Continuous slider, uncontrolled
<Slider type="continuous" min={0} max={100} defaultValue={50} />
Discrete with custom tick labels
<Slider
  type="discrete"
  min={0}
  max={4}
  tickCount={5}
  tickLabels={["Free", "Pro", "Team", "Business", "Enterprise"]}
  defaultValue={2}
/>
Range with currency formatter
<Slider
  type="range"
  min={0}
  max={1000}
  defaultValue={[100, 600]}
  formatRangeTooltip={(lo, hi) => `$${lo} – $${hi}`}
/>
Controlled with onChange
const [vol, setVol] = useState(50);
<Slider type="continuous" value={vol} onChange={setVol} />

✗ Don't

Mixing controlled value with uncontrolled defaultValue
<Slider type="continuous" value={50} defaultValue={20} onChange={...} />

`defaultValue` is only consulted on the first render of an uncontrolled slider. When `value` is set, the slider becomes controlled and `defaultValue` is silently ignored. Pick one mode — either `defaultValue` (uncontrolled, omit `value`) or `value` + `onChange` (controlled).

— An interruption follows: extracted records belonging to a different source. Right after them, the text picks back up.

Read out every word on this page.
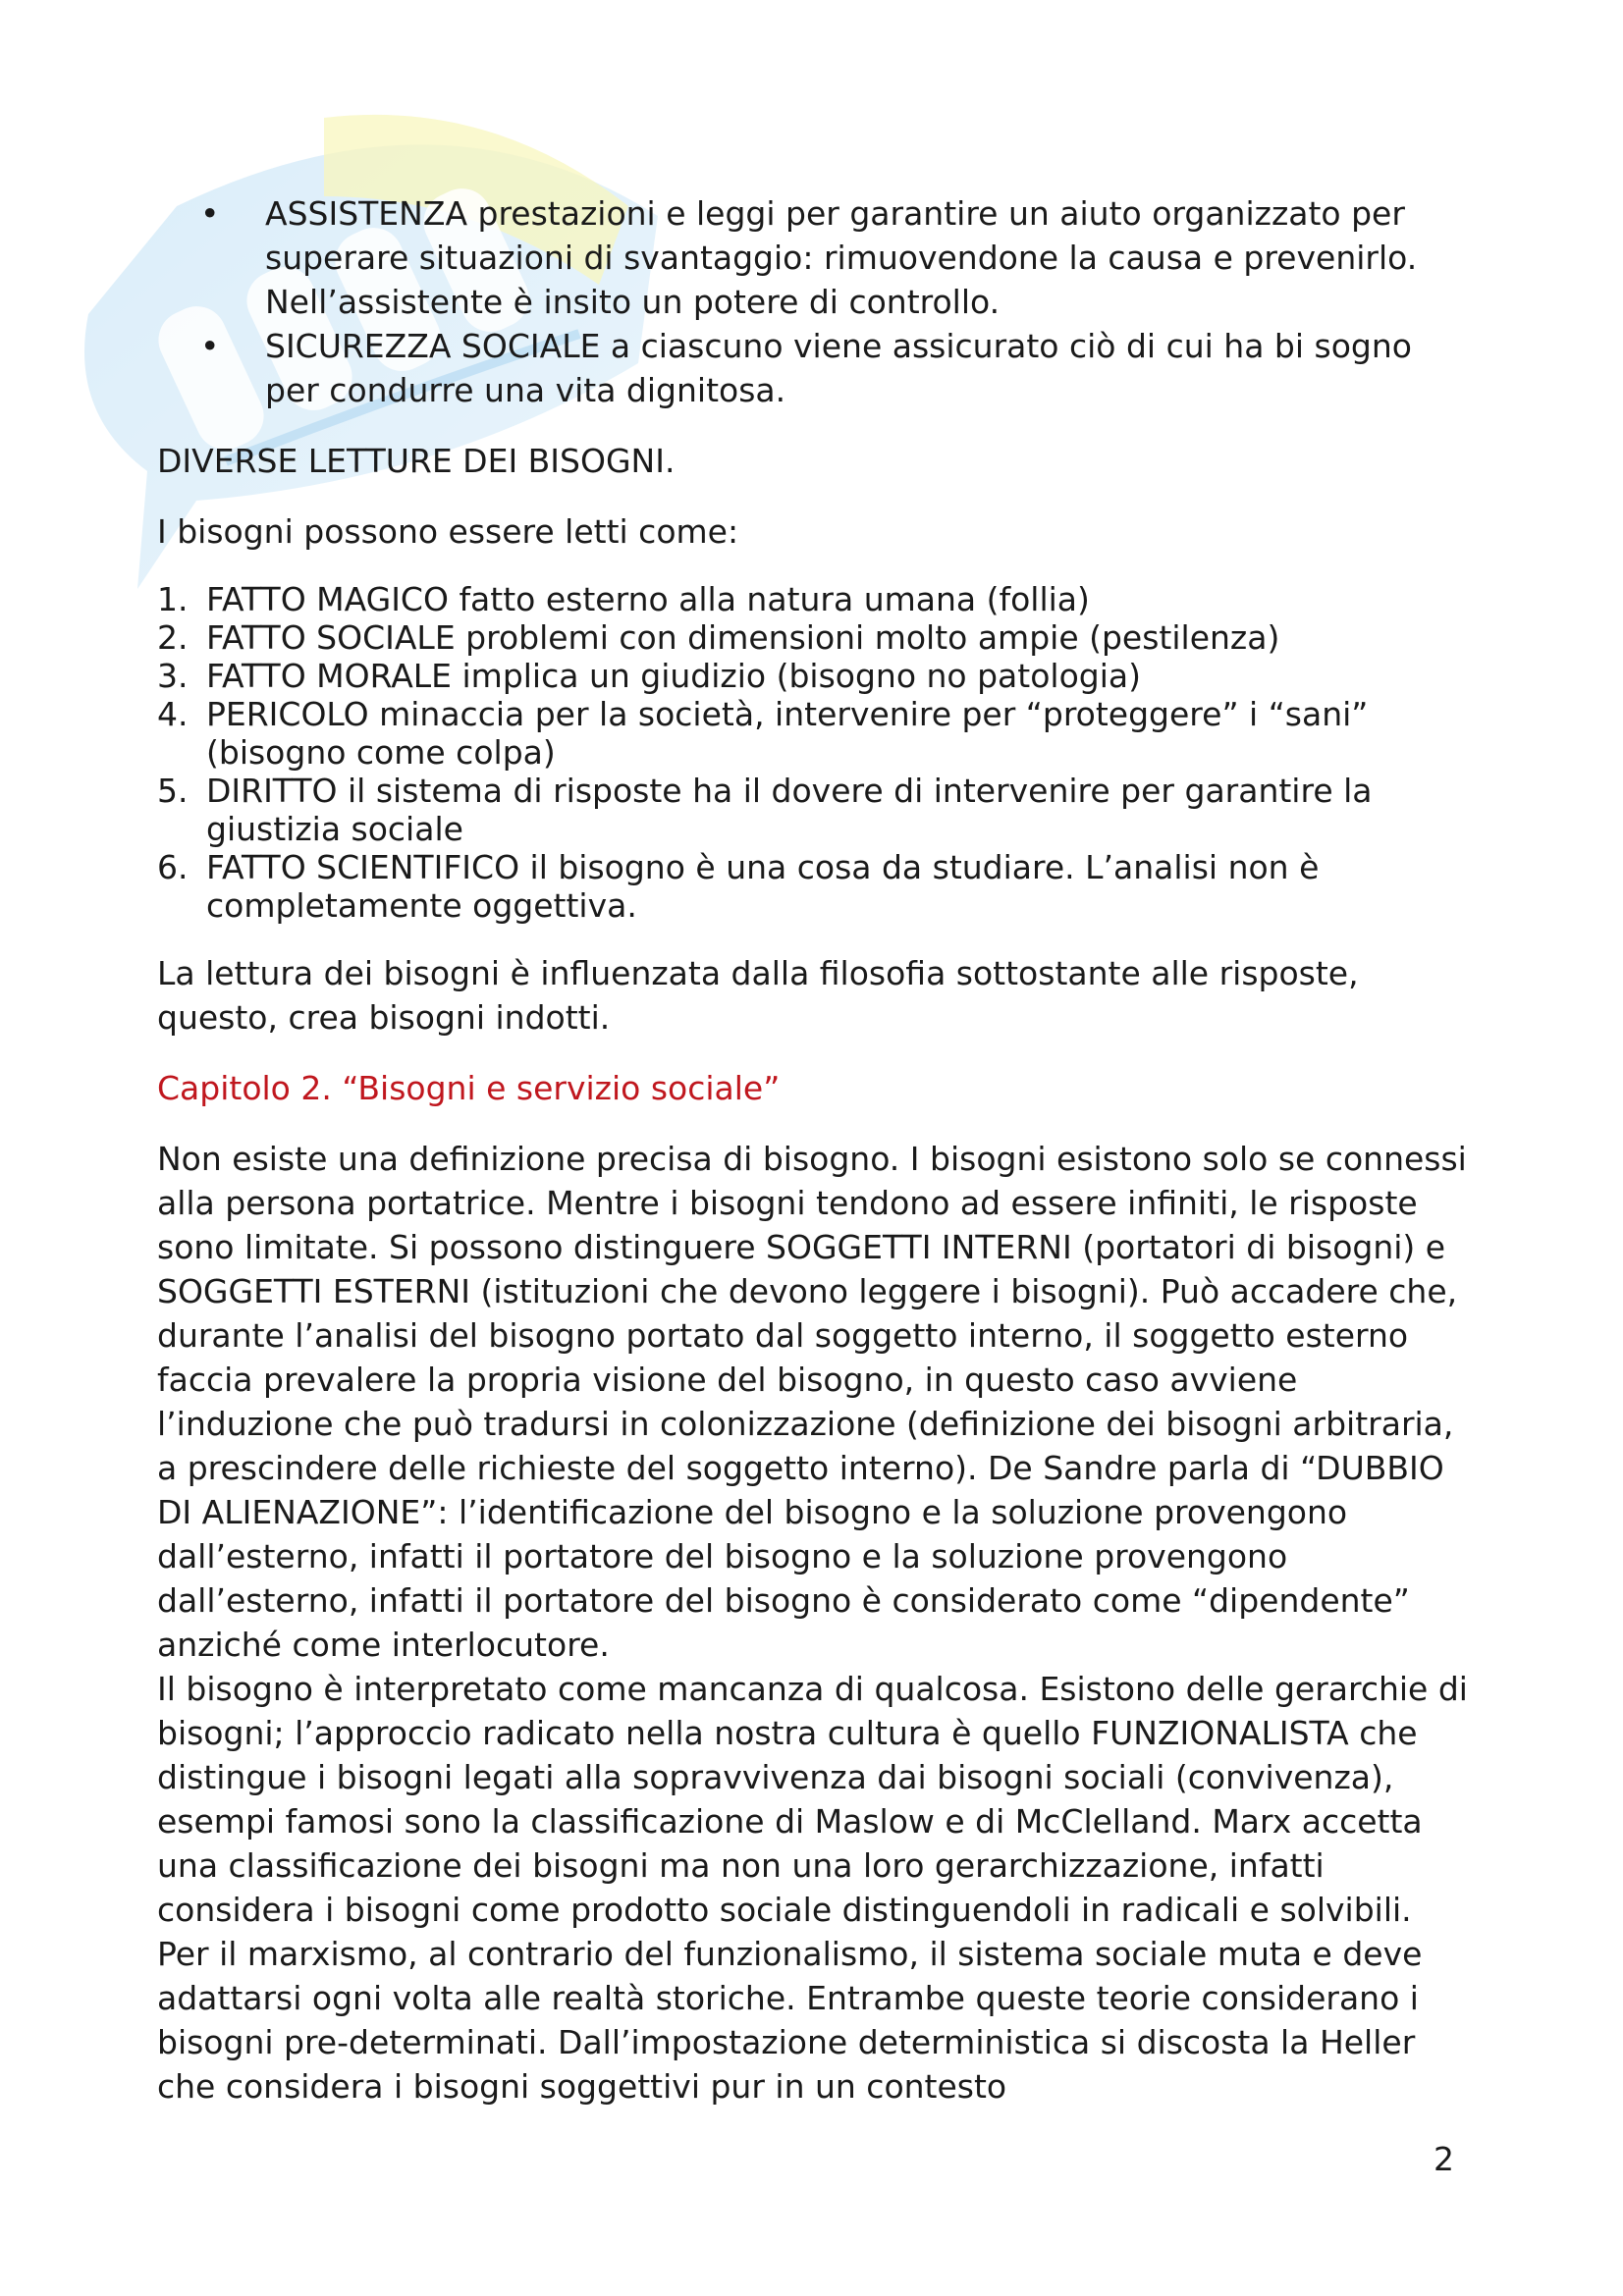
• ASSISTENZA prestazioni e leggi per garantire un aiuto organizzato per superare situazioni di svantaggio: rimuovendone la causa e prevenirlo. Nell’assistente è insito un potere di controllo.
• SICUREZZA SOCIALE a ciascuno viene assicurato ciò di cui ha bi sogno per condurre una vita dignitosa.

DIVERSE LETTURE DEI BISOGNI.

I bisogni possono essere letti come:

1. FATTO MAGICO fatto esterno alla natura umana (follia)
2. FATTO SOCIALE problemi con dimensioni molto ampie (pestilenza)
3. FATTO MORALE implica un giudizio (bisogno no patologia)
4. PERICOLO minaccia per la società, intervenire per “proteggere” i “sani” (bisogno come colpa)
5. DIRITTO il sistema di risposte ha il dovere di intervenire per garantire la giustizia sociale
6. FATTO SCIENTIFICO il bisogno è una cosa da studiare. L’analisi non è completamente oggettiva.

La lettura dei bisogni è influenzata dalla filosofia sottostante alle risposte, questo, crea bisogni indotti.

Capitolo 2. “Bisogni e servizio sociale”

Non esiste una definizione precisa di bisogno. I bisogni esistono solo se connessi alla persona portatrice. Mentre i bisogni tendono ad essere infiniti, le risposte sono limitate. Si possono distinguere SOGGETTI INTERNI (portatori di bisogni) e SOGGETTI ESTERNI (istituzioni che devono leggere i bisogni). Può accadere che, durante l’analisi del bisogno portato dal soggetto interno, il soggetto esterno faccia prevalere la propria visione del bisogno, in questo caso avviene l’induzione che può tradursi in colonizzazione (definizione dei bisogni arbitraria, a prescindere delle richieste del soggetto interno). De Sandre parla di “DUBBIO DI ALIENAZIONE”: l’identificazione del bisogno e la soluzione provengono dall’esterno, infatti il portatore del bisogno e la soluzione provengono dall’esterno, infatti il portatore del bisogno è considerato come “dipendente” anziché come interlocutore.

Il bisogno è interpretato come mancanza di qualcosa. Esistono delle gerarchie di bisogni; l’approccio radicato nella nostra cultura è quello FUNZIONALISTA che distingue i bisogni legati alla sopravvivenza dai bisogni sociali (convivenza), esempi famosi sono la classificazione di Maslow e di McClelland. Marx accetta una classificazione dei bisogni ma non una loro gerarchizzazione, infatti considera i bisogni come prodotto sociale distinguendoli in radicali e solvibili. Per il marxismo, al contrario del funzionalismo, il sistema sociale muta e deve adattarsi ogni volta alle realtà storiche. Entrambe queste teorie considerano i bisogni pre-determinati. Dall’impostazione deterministica si discosta la Heller che considera i bisogni soggettivi pur in un contesto

2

Setting value past min/max bounds
<Slider type="continuous" min={0} max={100} value={150} />

The slider clamps the displayed thumb to the rail but `aria-valuenow` then disagrees with what `value` reads as in your state. Clamp on the consumer side before passing `value`, or expand `max` to fit your domain.

Range with low > high
<Slider type="range" value={[80, 20]} onChange={...} />

The component does not auto-swap an inverted tuple — the low thumb renders at `80%` and the high thumb at `20%`, which leaves the active rail with a negative width. Always order the tuple as `[lo, hi]` with `lo <= hi`.

Design rationale

A single component covers all three pixel patterns from the Figma DS3.1-HANDOFF page 2710:7530 because they share 95% of the same a11y contract and rail rendering — splitting them into three exports would force consumers to refactor when the requirement evolves from "single thumb" to "range". The discriminant lives on a `type` prop so TypeScript can narrow the `value` and `onChange` signatures (single-thumb modes use a `number`; range mode uses a `[lo, hi]` tuple) without forcing a runtime check. The 48-px touch target on `size="mobile"` exceeds the WCAG 2.5.5 minimum (44 × 44 CSS px) so the slider remains reliably tappable on touch surfaces even when the visible handle dot is small.